Month 6 (weeks 21 through 24)
By the sixth month of pregnancy, you’ll have probably gotten used to your baby’s somersaults and kicks, but you may also feel him/her move suddenly in response to loud sounds outside your belly. You may also notice jerking motions if your little one hiccups.
The skin of the fetus is reddish in color and wrinkled, and there are prominent veins on the translucent surface. This is the stage where the eyelids start to part and the eyes open.
Month 7 (weeks 25 through 28)
At this point of pregnancy, your little one’s hearing is fully developed. The fetus also develops reserves of fat, which means his/her skin gets smoother as he/she gains weight. Another notable thing during this month is that the fetus changes positions frequently and can respond to different stimuli, including light, sound, and pain.
This is the last stage of pregnancy. Keep in mind that even though it’s believed that women are pregnant for nine months, you may actually be expectant for ten months. Typically, full-term pregnancy is 40 weeks, which means you can reach the ten-month mark. Some women even go past their due dates by a week or two (41 or 42 weeks). As you approach your due date, your healthcare provider will keep a close eye on you. If you go past the due date and fail to go into spontaneous labor, you may have to be induced.
Month 8 (weeks 29 through 32)
Your little one continues to grow and develop reserves of body fat. Kicks and flutters may intensify in this month. The brain is rapidly developing, and the fetus can hear and see. Most internal systems should be fully developed, but the lungs may still be underdeveloped.
Month 9 (weeks 33 through 36)
At month 9, the lungs are close to being fully developed. The fetus is able to respond to light, sounds, and touch, can blink, turn the head, close the eyes, and grasp firmly.

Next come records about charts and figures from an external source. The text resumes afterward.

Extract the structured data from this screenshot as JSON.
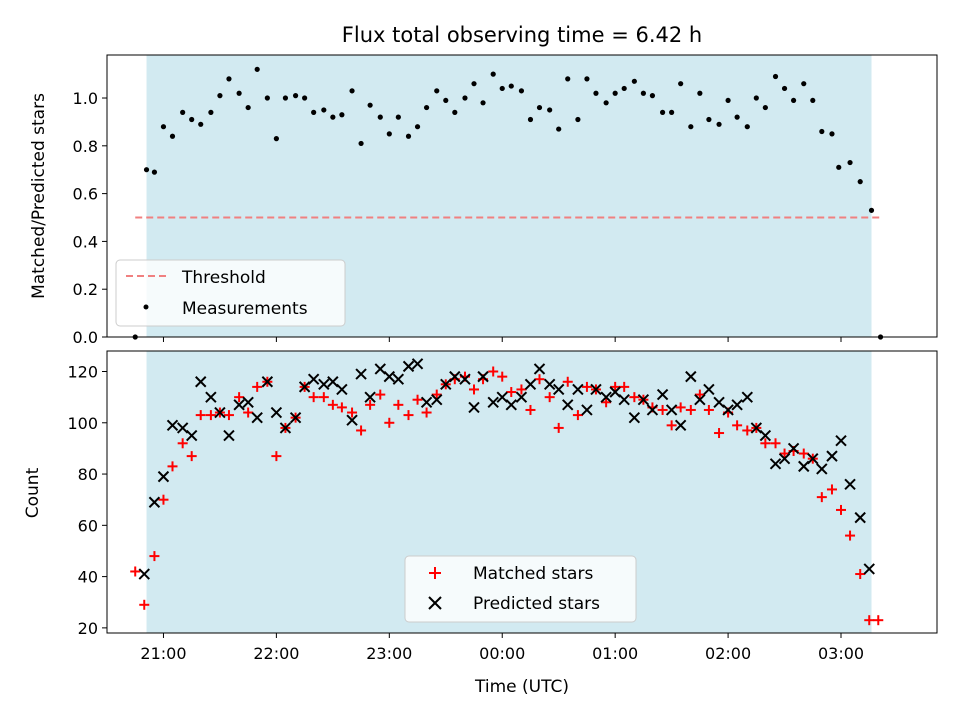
{
  "chart_data": [
    {
      "type": "scatter",
      "title": "Flux total observing time = 6.42 h",
      "xlabel": "",
      "ylabel": "Matched/Predicted stars",
      "ylim": [
        0,
        1.18
      ],
      "yticks": [
        0.0,
        0.2,
        0.4,
        0.6,
        0.8,
        1.0
      ],
      "ytick_labels": [
        "0.0",
        "0.2",
        "0.4",
        "0.6",
        "0.8",
        "1.0"
      ],
      "xlim_hours": [
        -3.5,
        3.85
      ],
      "xticks": [
        -3.0,
        -2.0,
        -1.0,
        0.0,
        1.0,
        2.0,
        3.0
      ],
      "shaded_span": [
        -3.15,
        3.27
      ],
      "shade_color": "#add8e6",
      "grid": false,
      "legend_placement": "lower left",
      "threshold": {
        "name": "Threshold",
        "value": 0.5,
        "x_range": [
          -3.25,
          3.35
        ],
        "color": "#f08080",
        "style": "dashed"
      },
      "series": [
        {
          "name": "Measurements",
          "color": "#000000",
          "points": [
            [
              -3.25,
              0.0
            ],
            [
              -3.15,
              0.7
            ],
            [
              -3.08,
              0.69
            ],
            [
              -3.0,
              0.88
            ],
            [
              -2.92,
              0.84
            ],
            [
              -2.83,
              0.94
            ],
            [
              -2.75,
              0.91
            ],
            [
              -2.67,
              0.89
            ],
            [
              -2.58,
              0.94
            ],
            [
              -2.5,
              1.01
            ],
            [
              -2.42,
              1.08
            ],
            [
              -2.33,
              1.02
            ],
            [
              -2.25,
              0.96
            ],
            [
              -2.17,
              1.12
            ],
            [
              -2.08,
              1.0
            ],
            [
              -2.0,
              0.83
            ],
            [
              -1.92,
              1.0
            ],
            [
              -1.83,
              1.01
            ],
            [
              -1.75,
              1.0
            ],
            [
              -1.67,
              0.94
            ],
            [
              -1.58,
              0.95
            ],
            [
              -1.5,
              0.92
            ],
            [
              -1.42,
              0.93
            ],
            [
              -1.33,
              1.03
            ],
            [
              -1.25,
              0.81
            ],
            [
              -1.17,
              0.97
            ],
            [
              -1.08,
              0.92
            ],
            [
              -1.0,
              0.85
            ],
            [
              -0.92,
              0.92
            ],
            [
              -0.83,
              0.84
            ],
            [
              -0.75,
              0.88
            ],
            [
              -0.67,
              0.96
            ],
            [
              -0.58,
              1.03
            ],
            [
              -0.5,
              0.99
            ],
            [
              -0.42,
              0.94
            ],
            [
              -0.33,
              1.0
            ],
            [
              -0.25,
              1.06
            ],
            [
              -0.17,
              0.98
            ],
            [
              -0.08,
              1.1
            ],
            [
              0.0,
              1.04
            ],
            [
              0.08,
              1.05
            ],
            [
              0.17,
              1.03
            ],
            [
              0.25,
              0.91
            ],
            [
              0.33,
              0.96
            ],
            [
              0.42,
              0.95
            ],
            [
              0.5,
              0.87
            ],
            [
              0.58,
              1.08
            ],
            [
              0.67,
              0.91
            ],
            [
              0.75,
              1.08
            ],
            [
              0.83,
              1.02
            ],
            [
              0.92,
              0.98
            ],
            [
              1.0,
              1.02
            ],
            [
              1.08,
              1.04
            ],
            [
              1.17,
              1.07
            ],
            [
              1.25,
              1.02
            ],
            [
              1.33,
              1.01
            ],
            [
              1.42,
              0.94
            ],
            [
              1.5,
              0.94
            ],
            [
              1.58,
              1.06
            ],
            [
              1.67,
              0.88
            ],
            [
              1.75,
              1.02
            ],
            [
              1.83,
              0.91
            ],
            [
              1.92,
              0.89
            ],
            [
              2.0,
              0.99
            ],
            [
              2.08,
              0.92
            ],
            [
              2.17,
              0.88
            ],
            [
              2.25,
              1.0
            ],
            [
              2.33,
              0.96
            ],
            [
              2.42,
              1.09
            ],
            [
              2.5,
              1.04
            ],
            [
              2.58,
              0.99
            ],
            [
              2.67,
              1.06
            ],
            [
              2.75,
              0.99
            ],
            [
              2.83,
              0.86
            ],
            [
              2.92,
              0.85
            ],
            [
              2.98,
              0.71
            ],
            [
              3.08,
              0.73
            ],
            [
              3.17,
              0.65
            ],
            [
              3.27,
              0.53
            ],
            [
              3.35,
              0.0
            ]
          ]
        }
      ]
    },
    {
      "type": "scatter",
      "title": "",
      "xlabel": "Time (UTC)",
      "ylabel": "Count",
      "ylim": [
        18,
        128
      ],
      "yticks": [
        20,
        40,
        60,
        80,
        100,
        120
      ],
      "ytick_labels": [
        "20",
        "40",
        "60",
        "80",
        "100",
        "120"
      ],
      "xlim_hours": [
        -3.5,
        3.85
      ],
      "xticks": [
        -3.0,
        -2.0,
        -1.0,
        0.0,
        1.0,
        2.0,
        3.0
      ],
      "xtick_labels": [
        "21:00",
        "22:00",
        "23:00",
        "00:00",
        "01:00",
        "02:00",
        "03:00"
      ],
      "shaded_span": [
        -3.15,
        3.27
      ],
      "shade_color": "#add8e6",
      "grid": false,
      "legend_placement": "lower center",
      "series": [
        {
          "name": "Matched stars",
          "marker": "plus",
          "color": "#ff0000",
          "points": [
            [
              -3.25,
              42
            ],
            [
              -3.17,
              29
            ],
            [
              -3.08,
              48
            ],
            [
              -3.0,
              70
            ],
            [
              -2.92,
              83
            ],
            [
              -2.83,
              92
            ],
            [
              -2.75,
              87
            ],
            [
              -2.67,
              103
            ],
            [
              -2.58,
              103
            ],
            [
              -2.5,
              104
            ],
            [
              -2.42,
              103
            ],
            [
              -2.33,
              110
            ],
            [
              -2.25,
              104
            ],
            [
              -2.17,
              114
            ],
            [
              -2.08,
              116
            ],
            [
              -2.0,
              87
            ],
            [
              -1.92,
              98
            ],
            [
              -1.83,
              102
            ],
            [
              -1.75,
              114
            ],
            [
              -1.67,
              110
            ],
            [
              -1.58,
              110
            ],
            [
              -1.5,
              107
            ],
            [
              -1.42,
              106
            ],
            [
              -1.33,
              104
            ],
            [
              -1.25,
              97
            ],
            [
              -1.17,
              107
            ],
            [
              -1.08,
              111
            ],
            [
              -1.0,
              100
            ],
            [
              -0.92,
              107
            ],
            [
              -0.83,
              103
            ],
            [
              -0.75,
              109
            ],
            [
              -0.67,
              104
            ],
            [
              -0.58,
              111
            ],
            [
              -0.5,
              115
            ],
            [
              -0.42,
              117
            ],
            [
              -0.33,
              118
            ],
            [
              -0.25,
              113
            ],
            [
              -0.17,
              117
            ],
            [
              -0.08,
              120
            ],
            [
              0.0,
              118
            ],
            [
              0.08,
              112
            ],
            [
              0.17,
              113
            ],
            [
              0.25,
              105
            ],
            [
              0.33,
              117
            ],
            [
              0.42,
              110
            ],
            [
              0.5,
              98
            ],
            [
              0.58,
              116
            ],
            [
              0.67,
              103
            ],
            [
              0.75,
              114
            ],
            [
              0.83,
              113
            ],
            [
              0.92,
              108
            ],
            [
              1.0,
              114
            ],
            [
              1.08,
              114
            ],
            [
              1.17,
              110
            ],
            [
              1.25,
              109
            ],
            [
              1.33,
              106
            ],
            [
              1.42,
              105
            ],
            [
              1.5,
              99
            ],
            [
              1.58,
              106
            ],
            [
              1.67,
              105
            ],
            [
              1.75,
              111
            ],
            [
              1.83,
              105
            ],
            [
              1.92,
              96
            ],
            [
              2.0,
              104
            ],
            [
              2.08,
              99
            ],
            [
              2.17,
              97
            ],
            [
              2.25,
              98
            ],
            [
              2.33,
              92
            ],
            [
              2.42,
              92
            ],
            [
              2.5,
              88
            ],
            [
              2.58,
              89
            ],
            [
              2.67,
              88
            ],
            [
              2.75,
              86
            ],
            [
              2.83,
              71
            ],
            [
              2.92,
              74
            ],
            [
              3.0,
              66
            ],
            [
              3.08,
              56
            ],
            [
              3.17,
              41
            ],
            [
              3.25,
              23
            ],
            [
              3.33,
              23
            ]
          ]
        },
        {
          "name": "Predicted stars",
          "marker": "x",
          "color": "#000000",
          "points": [
            [
              -3.17,
              41
            ],
            [
              -3.08,
              69
            ],
            [
              -3.0,
              79
            ],
            [
              -2.92,
              99
            ],
            [
              -2.83,
              98
            ],
            [
              -2.75,
              95
            ],
            [
              -2.67,
              116
            ],
            [
              -2.58,
              110
            ],
            [
              -2.5,
              104
            ],
            [
              -2.42,
              95
            ],
            [
              -2.33,
              107
            ],
            [
              -2.25,
              108
            ],
            [
              -2.17,
              102
            ],
            [
              -2.08,
              116
            ],
            [
              -2.0,
              104
            ],
            [
              -1.92,
              98
            ],
            [
              -1.83,
              102
            ],
            [
              -1.75,
              114
            ],
            [
              -1.67,
              117
            ],
            [
              -1.58,
              115
            ],
            [
              -1.5,
              116
            ],
            [
              -1.42,
              113
            ],
            [
              -1.33,
              101
            ],
            [
              -1.25,
              119
            ],
            [
              -1.17,
              110
            ],
            [
              -1.08,
              121
            ],
            [
              -1.0,
              118
            ],
            [
              -0.92,
              117
            ],
            [
              -0.83,
              122
            ],
            [
              -0.75,
              123
            ],
            [
              -0.67,
              108
            ],
            [
              -0.58,
              109
            ],
            [
              -0.5,
              115
            ],
            [
              -0.42,
              118
            ],
            [
              -0.33,
              117
            ],
            [
              -0.25,
              106
            ],
            [
              -0.17,
              118
            ],
            [
              -0.08,
              108
            ],
            [
              0.0,
              110
            ],
            [
              0.08,
              107
            ],
            [
              0.17,
              110
            ],
            [
              0.25,
              115
            ],
            [
              0.33,
              121
            ],
            [
              0.42,
              115
            ],
            [
              0.5,
              113
            ],
            [
              0.58,
              107
            ],
            [
              0.67,
              113
            ],
            [
              0.75,
              105
            ],
            [
              0.83,
              113
            ],
            [
              0.92,
              110
            ],
            [
              1.0,
              112
            ],
            [
              1.08,
              109
            ],
            [
              1.17,
              102
            ],
            [
              1.25,
              109
            ],
            [
              1.33,
              105
            ],
            [
              1.42,
              111
            ],
            [
              1.5,
              105
            ],
            [
              1.58,
              99
            ],
            [
              1.67,
              118
            ],
            [
              1.75,
              109
            ],
            [
              1.83,
              113
            ],
            [
              1.92,
              108
            ],
            [
              2.0,
              105
            ],
            [
              2.08,
              107
            ],
            [
              2.17,
              110
            ],
            [
              2.25,
              98
            ],
            [
              2.33,
              95
            ],
            [
              2.42,
              84
            ],
            [
              2.5,
              86
            ],
            [
              2.58,
              90
            ],
            [
              2.67,
              83
            ],
            [
              2.75,
              86
            ],
            [
              2.83,
              82
            ],
            [
              2.92,
              87
            ],
            [
              3.0,
              93
            ],
            [
              3.08,
              76
            ],
            [
              3.17,
              63
            ],
            [
              3.25,
              43
            ]
          ]
        }
      ]
    }
  ]
}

Month 10 (weeks 37 through 40)
This is the final month, which means you could go into labor at any given moment. Movements will reduce because there isn’t much space. The fetus may have changed his/her position to prepare for birth. Ideally, the head should face towards your birth canal.
Your baby’s growth and development in your belly during pregnancy is delightful, but it can also be nerve-wracking because it’s unpredictable. It can be helpful to learn the fetal milestones your baby will achieve each month. Hopefully, this guide has helped you achieve that. Good luck!